Youth development educator drives positive change

Wisconsin Idea stipulates education should influence people’s lives beyond classroom walls
Kevin Passon

Megan Suehring serves as the 4-H positive youth development educator for University of Wisconsin-Madison Division of Extension Shawano County.

Her office is in the county courthouse, but she said her work is located along the many crisscrossed miles that make up Shawano County.

Suehring oversees the Shawano County 4-H program, which includes more than 700 enrolled youth members (grades kindergarten through the year after high school) and adult volunteers that span 19 4-H community clubs and two weekly after-school programs in Gresham and Marion school districts.

“4-H is a positive youth development program that focuses on helping young people build life skills,” Suehring said. “4-H involves youths in project-based education where youths can explore their interests and master new skills. 4-H projects are meant to be hands on to create a memorable learning experience.”

Since 4-H started in the early 1900s, youths have learned by doing. This hands-on process allows youths to understand not only how to do something but also why they are doing it. A part of Suehring’s time is also devoted to driving positive change in Wisconsin communities to promote health and well-being.

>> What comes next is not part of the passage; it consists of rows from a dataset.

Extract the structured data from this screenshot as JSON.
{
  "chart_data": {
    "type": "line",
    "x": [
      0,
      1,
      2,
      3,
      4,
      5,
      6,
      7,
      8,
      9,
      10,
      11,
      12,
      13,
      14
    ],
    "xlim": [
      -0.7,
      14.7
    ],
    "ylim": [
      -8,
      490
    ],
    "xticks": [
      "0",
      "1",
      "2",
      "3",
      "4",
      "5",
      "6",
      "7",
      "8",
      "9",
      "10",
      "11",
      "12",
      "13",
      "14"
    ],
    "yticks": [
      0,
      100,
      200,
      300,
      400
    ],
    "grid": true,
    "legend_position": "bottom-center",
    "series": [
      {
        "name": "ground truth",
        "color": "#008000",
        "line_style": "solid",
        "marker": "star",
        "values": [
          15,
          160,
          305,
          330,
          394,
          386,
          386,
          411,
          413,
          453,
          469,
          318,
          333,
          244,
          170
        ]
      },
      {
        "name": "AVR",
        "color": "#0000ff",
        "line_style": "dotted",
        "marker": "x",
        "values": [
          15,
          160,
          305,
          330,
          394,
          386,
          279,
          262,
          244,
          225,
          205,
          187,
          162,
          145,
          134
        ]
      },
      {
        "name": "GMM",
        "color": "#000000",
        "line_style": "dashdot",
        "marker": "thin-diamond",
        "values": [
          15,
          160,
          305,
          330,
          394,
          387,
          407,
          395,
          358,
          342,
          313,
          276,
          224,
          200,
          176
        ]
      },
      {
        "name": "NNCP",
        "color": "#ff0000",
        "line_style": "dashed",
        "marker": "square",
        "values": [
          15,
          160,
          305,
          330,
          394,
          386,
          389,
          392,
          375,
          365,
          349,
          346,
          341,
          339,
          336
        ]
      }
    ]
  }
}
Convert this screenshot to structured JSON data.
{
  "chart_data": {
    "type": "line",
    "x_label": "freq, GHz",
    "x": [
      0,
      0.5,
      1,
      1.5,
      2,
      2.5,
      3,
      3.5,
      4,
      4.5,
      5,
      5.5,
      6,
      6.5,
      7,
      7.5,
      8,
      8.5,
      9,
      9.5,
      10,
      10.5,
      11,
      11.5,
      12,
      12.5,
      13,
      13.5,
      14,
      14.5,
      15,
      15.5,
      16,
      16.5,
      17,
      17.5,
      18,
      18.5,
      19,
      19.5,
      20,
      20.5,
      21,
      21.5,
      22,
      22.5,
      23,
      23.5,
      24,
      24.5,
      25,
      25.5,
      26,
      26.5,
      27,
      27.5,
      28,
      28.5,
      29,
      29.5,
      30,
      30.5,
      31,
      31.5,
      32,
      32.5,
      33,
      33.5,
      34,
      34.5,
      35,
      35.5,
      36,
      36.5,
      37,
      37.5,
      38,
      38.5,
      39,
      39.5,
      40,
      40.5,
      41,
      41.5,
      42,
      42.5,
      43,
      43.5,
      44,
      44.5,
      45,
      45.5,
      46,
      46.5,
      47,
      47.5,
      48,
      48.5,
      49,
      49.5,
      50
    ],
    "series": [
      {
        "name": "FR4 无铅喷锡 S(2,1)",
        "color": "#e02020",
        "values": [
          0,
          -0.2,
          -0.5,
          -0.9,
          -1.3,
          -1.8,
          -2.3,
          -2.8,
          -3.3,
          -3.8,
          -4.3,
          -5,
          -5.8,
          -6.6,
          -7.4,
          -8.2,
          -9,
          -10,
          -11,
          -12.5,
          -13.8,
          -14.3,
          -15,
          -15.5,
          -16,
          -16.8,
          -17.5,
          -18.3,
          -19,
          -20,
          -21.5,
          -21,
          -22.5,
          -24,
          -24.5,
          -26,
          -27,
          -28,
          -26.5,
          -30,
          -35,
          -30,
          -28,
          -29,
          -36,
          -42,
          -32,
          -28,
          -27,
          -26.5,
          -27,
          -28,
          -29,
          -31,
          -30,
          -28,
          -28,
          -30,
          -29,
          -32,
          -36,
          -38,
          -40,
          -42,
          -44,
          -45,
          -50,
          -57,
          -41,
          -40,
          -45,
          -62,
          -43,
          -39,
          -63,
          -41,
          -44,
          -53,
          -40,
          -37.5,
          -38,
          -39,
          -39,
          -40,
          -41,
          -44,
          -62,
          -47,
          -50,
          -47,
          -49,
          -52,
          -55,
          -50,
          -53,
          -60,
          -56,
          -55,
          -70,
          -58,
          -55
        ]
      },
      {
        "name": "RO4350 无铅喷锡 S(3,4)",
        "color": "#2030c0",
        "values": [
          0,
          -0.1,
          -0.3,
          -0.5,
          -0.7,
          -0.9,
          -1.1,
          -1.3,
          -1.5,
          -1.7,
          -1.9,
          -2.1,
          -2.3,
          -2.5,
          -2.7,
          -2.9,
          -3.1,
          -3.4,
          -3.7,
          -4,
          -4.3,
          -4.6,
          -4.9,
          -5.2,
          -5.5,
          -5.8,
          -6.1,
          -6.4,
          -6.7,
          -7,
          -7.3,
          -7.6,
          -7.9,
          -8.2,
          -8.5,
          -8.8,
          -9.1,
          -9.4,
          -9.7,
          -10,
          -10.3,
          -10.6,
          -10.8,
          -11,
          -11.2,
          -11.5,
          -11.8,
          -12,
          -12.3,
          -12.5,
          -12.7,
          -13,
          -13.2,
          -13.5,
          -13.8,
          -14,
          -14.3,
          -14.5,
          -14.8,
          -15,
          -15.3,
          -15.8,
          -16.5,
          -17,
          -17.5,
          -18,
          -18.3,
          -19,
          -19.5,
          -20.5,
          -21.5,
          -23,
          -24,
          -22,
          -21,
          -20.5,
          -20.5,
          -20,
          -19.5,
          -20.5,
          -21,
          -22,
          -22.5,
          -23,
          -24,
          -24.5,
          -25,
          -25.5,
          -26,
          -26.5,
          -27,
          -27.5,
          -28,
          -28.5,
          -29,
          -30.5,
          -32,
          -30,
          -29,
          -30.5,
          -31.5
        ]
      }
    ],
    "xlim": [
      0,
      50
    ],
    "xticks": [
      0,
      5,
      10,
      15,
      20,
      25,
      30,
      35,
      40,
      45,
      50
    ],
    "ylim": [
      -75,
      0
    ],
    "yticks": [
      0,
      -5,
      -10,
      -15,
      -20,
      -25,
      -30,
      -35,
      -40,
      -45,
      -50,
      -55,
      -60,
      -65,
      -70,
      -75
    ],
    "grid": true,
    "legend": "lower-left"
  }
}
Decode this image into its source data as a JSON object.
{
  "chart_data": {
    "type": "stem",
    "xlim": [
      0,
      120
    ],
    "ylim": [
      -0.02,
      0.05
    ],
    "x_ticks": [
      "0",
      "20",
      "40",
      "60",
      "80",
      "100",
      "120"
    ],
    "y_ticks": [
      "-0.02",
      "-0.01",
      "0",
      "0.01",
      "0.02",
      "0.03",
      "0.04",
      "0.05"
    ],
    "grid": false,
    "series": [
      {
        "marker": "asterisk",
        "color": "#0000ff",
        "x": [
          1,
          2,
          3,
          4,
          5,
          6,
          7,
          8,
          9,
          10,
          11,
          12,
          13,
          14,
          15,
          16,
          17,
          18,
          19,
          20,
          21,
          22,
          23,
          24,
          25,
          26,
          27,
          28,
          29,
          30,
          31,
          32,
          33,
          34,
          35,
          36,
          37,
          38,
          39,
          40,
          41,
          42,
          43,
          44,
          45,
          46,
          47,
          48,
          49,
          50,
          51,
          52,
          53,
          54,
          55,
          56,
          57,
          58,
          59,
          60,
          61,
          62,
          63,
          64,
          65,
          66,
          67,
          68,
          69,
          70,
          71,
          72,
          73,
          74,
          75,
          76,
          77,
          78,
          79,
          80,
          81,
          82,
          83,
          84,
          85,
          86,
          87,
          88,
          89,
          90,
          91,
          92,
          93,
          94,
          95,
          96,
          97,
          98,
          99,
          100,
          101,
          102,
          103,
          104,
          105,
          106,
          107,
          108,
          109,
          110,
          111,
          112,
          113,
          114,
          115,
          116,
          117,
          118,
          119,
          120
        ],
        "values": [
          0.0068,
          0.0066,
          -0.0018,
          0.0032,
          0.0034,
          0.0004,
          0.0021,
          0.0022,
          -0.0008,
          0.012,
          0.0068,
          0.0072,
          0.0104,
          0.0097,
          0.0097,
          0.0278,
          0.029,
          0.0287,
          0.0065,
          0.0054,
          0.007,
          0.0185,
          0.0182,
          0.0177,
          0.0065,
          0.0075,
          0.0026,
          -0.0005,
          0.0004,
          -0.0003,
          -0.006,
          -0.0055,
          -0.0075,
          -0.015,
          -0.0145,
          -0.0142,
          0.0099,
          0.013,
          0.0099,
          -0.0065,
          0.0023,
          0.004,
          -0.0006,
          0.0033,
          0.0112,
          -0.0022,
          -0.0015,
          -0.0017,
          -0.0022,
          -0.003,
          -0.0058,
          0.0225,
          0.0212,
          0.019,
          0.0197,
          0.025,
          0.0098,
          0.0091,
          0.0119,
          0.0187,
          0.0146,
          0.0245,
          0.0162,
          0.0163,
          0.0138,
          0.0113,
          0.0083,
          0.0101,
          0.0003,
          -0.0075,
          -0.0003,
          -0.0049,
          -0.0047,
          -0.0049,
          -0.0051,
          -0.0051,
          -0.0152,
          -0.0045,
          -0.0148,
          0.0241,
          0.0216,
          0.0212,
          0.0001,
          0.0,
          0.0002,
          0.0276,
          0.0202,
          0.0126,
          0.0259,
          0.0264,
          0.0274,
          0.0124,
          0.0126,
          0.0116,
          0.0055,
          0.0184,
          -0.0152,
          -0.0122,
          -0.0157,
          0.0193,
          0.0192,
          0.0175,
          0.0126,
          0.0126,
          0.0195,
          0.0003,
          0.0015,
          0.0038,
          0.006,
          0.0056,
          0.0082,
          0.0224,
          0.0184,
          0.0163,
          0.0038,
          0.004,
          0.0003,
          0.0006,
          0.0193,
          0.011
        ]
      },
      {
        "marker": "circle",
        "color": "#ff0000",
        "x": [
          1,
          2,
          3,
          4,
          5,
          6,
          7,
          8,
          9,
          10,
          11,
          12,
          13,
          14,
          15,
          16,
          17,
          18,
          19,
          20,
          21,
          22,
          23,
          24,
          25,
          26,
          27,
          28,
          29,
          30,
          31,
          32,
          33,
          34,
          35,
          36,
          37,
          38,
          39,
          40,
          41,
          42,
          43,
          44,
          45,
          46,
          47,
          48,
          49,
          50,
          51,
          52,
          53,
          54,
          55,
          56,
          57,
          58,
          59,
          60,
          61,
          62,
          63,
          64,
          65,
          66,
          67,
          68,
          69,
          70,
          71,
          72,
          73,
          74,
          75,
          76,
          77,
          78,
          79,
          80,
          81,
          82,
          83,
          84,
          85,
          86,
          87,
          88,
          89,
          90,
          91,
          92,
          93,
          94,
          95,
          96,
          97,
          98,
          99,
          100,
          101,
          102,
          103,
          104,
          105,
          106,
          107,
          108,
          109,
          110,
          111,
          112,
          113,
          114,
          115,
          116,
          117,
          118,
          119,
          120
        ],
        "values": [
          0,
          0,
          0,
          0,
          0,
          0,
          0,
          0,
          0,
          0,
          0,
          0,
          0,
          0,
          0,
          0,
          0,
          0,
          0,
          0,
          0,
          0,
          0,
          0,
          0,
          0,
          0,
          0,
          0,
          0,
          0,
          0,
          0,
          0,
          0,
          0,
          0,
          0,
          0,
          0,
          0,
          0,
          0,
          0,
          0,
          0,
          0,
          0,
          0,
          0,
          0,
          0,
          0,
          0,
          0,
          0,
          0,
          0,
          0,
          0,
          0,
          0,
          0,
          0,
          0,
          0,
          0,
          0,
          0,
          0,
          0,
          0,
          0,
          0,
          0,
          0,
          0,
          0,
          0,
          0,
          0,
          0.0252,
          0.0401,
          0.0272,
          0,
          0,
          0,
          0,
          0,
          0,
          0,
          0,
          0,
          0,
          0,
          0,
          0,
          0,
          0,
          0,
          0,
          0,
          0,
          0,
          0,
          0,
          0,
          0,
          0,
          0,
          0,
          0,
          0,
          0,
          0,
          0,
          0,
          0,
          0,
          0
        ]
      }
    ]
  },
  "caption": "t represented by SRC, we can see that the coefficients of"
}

“Our research-based programs are focused on mental health promotion, substance use prevention and access to health care,” she said. “We’re working together to help solve the state’s most pressing well-being needs and to ensure that all Wisconsinites have the opportunity to live stronger, healthier lives.”

Youth and mental health is an identified concern that has surfaced repeatedly from Shawano County schools, youth-serving organizations, and coalitions such as the Thedacare Community Health Action Team and Healthy People Shawano and Menominee Counties.

Suehring has been able to access professional development to serve as a local trainer in QPR (Question. Persuade. Refer), Mental Health First Aid (for teens, youth-serving adults and adults), COMET (Changing our Mental and Emotional Trajectory) and Learning to Breathe (for middle school and high school, mindfulness).

“Much of our area does not have access to this type of training for free or reasonable rates,” she said. “Through connections with UW-Madison and several grants (Rural Opioid Technical Assistance), I am able to do just that.”

UW-Extension embodies the Wisconsin Idea, which stipulates that education should influence people’s lives beyond the boundaries of the classroom. Extension brings the research of the university to the people of Wisconsin.